Ainsi, après l’adoption de la Stratégie nationale de développement durable, qui fixe les grandes orientations et le cadre stratégique de développement durable au niveau national, des Plans d’action sectoriels de développement durable (PADD), ainsi qu’un Plan d’exemplarité de l’administration (PAD), définissant les modalités d’intégration de la durabilité au niveau sectoriel ont été élaborés et sont en cours de validation. S’agissant des engagements pris en matière de climat au niveau international, la NDC Maroc qui vise à réduire de 42% les émissions de gaz à effet de serre à l’horizon 2030, a été considérée en phase avec la trajectoire de réduction du réchauffement climatique de la planète de 1,5°C.

Le Maroc a lancé également la préparation de son plan national d’adaptation au changement climatique, dont l’un des objectifs majeurs est d’intégrer la question climatique dans la planification aux niveaux national et territorial et de renforcer la résilience du pays face aux changements climatiques. En matière de reporting dans le cadre de la Convention cadre des Nations Unies sur le Changement climatique, le Maroc a honoré tous ces engagements en soumettant déjà trois Communications nationales et un premier rapport biannuel actualisé sur les efforts d’atténuation des émissions de gaz à effet de serre.
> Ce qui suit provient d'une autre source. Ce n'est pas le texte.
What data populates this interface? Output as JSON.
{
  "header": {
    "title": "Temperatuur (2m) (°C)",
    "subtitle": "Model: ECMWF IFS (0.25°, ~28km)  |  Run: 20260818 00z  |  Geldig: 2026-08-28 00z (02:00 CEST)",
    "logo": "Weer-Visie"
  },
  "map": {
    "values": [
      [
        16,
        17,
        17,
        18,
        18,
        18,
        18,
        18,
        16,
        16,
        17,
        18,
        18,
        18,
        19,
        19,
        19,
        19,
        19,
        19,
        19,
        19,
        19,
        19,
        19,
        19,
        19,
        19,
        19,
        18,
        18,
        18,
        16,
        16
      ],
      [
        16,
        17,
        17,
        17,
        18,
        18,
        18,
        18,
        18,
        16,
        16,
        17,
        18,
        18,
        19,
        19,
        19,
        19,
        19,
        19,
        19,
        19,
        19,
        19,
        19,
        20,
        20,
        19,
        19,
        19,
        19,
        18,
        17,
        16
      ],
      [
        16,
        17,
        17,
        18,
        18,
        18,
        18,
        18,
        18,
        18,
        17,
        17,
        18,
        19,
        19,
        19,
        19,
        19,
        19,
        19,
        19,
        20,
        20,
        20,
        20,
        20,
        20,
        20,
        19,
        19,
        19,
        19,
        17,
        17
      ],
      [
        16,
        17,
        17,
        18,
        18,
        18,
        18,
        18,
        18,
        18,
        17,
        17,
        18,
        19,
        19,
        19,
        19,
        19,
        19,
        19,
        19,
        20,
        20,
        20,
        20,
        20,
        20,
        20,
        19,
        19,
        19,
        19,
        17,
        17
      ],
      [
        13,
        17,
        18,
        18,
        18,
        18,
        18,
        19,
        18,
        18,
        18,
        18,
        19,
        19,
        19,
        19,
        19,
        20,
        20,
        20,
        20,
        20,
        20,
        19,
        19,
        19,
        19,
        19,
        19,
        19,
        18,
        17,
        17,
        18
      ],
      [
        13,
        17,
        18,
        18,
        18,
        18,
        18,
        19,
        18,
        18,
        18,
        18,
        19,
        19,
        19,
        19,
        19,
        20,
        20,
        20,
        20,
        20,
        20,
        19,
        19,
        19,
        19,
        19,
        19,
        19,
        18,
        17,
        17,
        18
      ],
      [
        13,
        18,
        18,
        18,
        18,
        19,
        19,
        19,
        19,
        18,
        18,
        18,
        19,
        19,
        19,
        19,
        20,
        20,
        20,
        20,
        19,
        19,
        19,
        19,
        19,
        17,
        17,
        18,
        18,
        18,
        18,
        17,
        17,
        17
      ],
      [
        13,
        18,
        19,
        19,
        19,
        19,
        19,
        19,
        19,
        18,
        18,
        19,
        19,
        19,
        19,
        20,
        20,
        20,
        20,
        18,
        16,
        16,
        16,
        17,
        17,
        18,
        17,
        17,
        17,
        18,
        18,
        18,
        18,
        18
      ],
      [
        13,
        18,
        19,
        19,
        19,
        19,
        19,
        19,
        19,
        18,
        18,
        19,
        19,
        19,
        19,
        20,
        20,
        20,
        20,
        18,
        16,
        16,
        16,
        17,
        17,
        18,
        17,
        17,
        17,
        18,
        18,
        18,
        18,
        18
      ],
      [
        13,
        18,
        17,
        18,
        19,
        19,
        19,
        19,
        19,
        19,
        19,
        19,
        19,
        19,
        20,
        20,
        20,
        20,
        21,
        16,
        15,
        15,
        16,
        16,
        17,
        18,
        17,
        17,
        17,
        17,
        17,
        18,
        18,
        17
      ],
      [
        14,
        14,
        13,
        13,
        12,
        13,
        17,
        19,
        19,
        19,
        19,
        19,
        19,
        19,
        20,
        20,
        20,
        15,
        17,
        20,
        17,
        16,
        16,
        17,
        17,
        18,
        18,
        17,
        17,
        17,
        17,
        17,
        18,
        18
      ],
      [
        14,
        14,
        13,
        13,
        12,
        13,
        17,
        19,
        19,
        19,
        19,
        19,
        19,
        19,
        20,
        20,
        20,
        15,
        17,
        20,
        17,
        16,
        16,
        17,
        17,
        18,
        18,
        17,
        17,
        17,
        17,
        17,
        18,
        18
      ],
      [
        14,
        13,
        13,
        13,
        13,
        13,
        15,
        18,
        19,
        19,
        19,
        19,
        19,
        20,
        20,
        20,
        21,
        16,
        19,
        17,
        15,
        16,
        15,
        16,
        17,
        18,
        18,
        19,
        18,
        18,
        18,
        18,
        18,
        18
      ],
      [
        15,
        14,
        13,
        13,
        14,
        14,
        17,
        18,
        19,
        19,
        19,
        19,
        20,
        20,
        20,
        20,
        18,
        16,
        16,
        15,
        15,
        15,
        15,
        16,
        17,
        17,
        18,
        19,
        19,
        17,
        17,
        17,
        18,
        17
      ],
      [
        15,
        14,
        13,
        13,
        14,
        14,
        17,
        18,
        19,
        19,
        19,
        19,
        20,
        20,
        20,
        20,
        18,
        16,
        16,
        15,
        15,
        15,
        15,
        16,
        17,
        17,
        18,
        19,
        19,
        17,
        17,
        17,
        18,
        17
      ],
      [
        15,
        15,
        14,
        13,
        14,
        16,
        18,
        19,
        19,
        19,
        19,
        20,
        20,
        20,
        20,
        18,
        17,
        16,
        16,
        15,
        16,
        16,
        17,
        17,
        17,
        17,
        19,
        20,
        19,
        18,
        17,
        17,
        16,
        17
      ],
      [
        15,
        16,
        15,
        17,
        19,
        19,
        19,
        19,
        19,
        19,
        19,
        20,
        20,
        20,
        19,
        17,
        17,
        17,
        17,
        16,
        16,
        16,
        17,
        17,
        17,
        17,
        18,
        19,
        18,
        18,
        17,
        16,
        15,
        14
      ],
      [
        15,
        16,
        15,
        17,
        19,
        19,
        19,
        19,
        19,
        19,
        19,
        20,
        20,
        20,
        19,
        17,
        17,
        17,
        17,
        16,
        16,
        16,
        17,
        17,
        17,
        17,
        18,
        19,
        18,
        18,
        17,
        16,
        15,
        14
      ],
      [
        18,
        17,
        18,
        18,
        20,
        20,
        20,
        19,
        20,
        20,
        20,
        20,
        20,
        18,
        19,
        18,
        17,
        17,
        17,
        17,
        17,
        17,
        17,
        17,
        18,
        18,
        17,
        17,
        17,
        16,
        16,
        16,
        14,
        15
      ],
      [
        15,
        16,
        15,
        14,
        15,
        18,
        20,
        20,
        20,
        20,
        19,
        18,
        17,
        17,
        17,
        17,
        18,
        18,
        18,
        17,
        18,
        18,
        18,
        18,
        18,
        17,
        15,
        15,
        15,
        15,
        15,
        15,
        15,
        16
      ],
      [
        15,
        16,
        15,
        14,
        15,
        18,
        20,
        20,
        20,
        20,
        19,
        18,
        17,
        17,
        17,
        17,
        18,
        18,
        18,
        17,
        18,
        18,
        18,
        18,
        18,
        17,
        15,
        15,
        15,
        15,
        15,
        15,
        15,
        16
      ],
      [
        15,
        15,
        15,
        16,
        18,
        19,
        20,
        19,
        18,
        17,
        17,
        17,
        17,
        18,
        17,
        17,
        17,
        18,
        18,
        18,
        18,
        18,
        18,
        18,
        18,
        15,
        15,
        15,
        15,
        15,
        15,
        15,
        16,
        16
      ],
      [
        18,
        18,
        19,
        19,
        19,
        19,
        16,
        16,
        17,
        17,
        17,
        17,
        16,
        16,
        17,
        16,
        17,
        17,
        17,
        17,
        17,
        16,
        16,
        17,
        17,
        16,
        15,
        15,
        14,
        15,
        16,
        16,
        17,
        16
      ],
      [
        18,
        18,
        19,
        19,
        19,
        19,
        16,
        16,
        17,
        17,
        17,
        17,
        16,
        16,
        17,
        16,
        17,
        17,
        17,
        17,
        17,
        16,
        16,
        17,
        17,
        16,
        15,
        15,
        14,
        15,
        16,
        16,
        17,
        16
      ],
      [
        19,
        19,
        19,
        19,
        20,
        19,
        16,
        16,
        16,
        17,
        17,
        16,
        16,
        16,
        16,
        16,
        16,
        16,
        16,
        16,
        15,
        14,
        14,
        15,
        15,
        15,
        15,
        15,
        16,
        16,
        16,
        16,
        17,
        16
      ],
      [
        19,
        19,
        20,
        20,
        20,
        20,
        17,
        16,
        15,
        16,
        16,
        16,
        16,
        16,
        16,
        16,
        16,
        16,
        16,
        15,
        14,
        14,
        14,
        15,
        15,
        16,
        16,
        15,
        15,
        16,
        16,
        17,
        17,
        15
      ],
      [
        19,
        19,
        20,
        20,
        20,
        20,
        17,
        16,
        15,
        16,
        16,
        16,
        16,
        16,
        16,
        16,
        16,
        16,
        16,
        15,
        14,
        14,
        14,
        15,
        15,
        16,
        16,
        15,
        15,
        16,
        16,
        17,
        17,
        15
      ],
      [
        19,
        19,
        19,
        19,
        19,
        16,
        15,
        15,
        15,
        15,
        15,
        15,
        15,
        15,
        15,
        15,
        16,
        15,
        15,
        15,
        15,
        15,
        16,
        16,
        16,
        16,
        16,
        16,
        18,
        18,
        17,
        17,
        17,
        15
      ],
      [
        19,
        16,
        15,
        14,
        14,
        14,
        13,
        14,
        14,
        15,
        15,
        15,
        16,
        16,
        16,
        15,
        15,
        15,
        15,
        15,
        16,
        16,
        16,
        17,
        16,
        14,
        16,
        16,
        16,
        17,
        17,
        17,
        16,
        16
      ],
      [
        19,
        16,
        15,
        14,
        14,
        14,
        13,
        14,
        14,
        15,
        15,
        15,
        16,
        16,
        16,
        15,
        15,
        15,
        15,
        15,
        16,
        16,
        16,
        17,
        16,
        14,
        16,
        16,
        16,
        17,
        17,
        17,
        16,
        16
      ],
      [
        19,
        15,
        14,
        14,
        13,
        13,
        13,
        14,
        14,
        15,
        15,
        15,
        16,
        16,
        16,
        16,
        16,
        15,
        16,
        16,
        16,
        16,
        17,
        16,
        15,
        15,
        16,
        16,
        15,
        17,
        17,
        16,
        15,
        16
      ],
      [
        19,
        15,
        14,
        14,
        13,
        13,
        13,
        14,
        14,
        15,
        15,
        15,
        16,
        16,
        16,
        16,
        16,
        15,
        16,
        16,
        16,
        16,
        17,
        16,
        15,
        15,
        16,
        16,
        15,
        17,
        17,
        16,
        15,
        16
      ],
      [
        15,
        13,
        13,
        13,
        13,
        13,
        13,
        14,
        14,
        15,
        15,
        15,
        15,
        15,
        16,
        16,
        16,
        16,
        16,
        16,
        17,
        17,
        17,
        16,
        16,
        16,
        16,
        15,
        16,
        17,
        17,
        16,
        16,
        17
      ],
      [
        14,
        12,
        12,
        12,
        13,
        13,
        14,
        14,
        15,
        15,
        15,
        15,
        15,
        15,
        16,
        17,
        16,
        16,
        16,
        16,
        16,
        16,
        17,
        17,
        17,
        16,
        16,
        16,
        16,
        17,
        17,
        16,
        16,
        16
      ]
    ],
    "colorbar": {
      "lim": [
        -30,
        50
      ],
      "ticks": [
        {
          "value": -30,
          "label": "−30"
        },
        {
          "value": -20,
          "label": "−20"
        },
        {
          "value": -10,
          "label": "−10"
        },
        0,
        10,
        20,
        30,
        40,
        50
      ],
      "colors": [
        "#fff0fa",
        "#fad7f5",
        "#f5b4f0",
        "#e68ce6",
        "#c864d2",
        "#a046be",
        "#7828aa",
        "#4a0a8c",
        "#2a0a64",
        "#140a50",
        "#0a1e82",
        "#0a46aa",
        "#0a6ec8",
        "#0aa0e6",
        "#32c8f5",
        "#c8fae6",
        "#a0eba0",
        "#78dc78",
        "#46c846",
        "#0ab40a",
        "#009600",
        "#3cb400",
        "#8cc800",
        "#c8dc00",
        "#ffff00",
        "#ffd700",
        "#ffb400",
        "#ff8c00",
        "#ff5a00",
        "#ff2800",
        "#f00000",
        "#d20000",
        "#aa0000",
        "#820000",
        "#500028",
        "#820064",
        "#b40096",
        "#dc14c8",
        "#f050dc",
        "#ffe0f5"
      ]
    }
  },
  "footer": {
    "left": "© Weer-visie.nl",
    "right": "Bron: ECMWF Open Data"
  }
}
Quels sont les priorités pour 2019 ?

Le Maroc a présenté une NDC très volontariste malgré ses faibles niveaux d'émissions de GES qui pèsent moins de 0,2% sur la scène internationale. Les programmes phares, tant au niveau d'adaptation tels le programme des barrages ou le Plan Maroc vert, qu'au niveau d'atténuation tels le programme d'énergie renouvelable, dont la capacité électrique installée aujourd'hui dépasse les 35% et les programmes d'efficacité énergétique dans les secteurs de l'habitat et de l'industrie notamment, font du Maroc un pays exemplaire en matière du changement climatique.

Son engagement de leadership pourrait montrer la voie à suivre tant pour les pays développés que pour les pays en développement, notamment les pays africains frères à travers les trois commissions climat, créés par le roi, en marge de la COP22. Les actions phares pour 2019 porteront sur la mise en œuvre de la SNDD, le lancement du Plan Climat Maroc et du Plan national du littoral ainsi que sur la poursuite du renforcement de la coopération triangulaire avec l'Afrique à travers la mobilisation du centre 4C.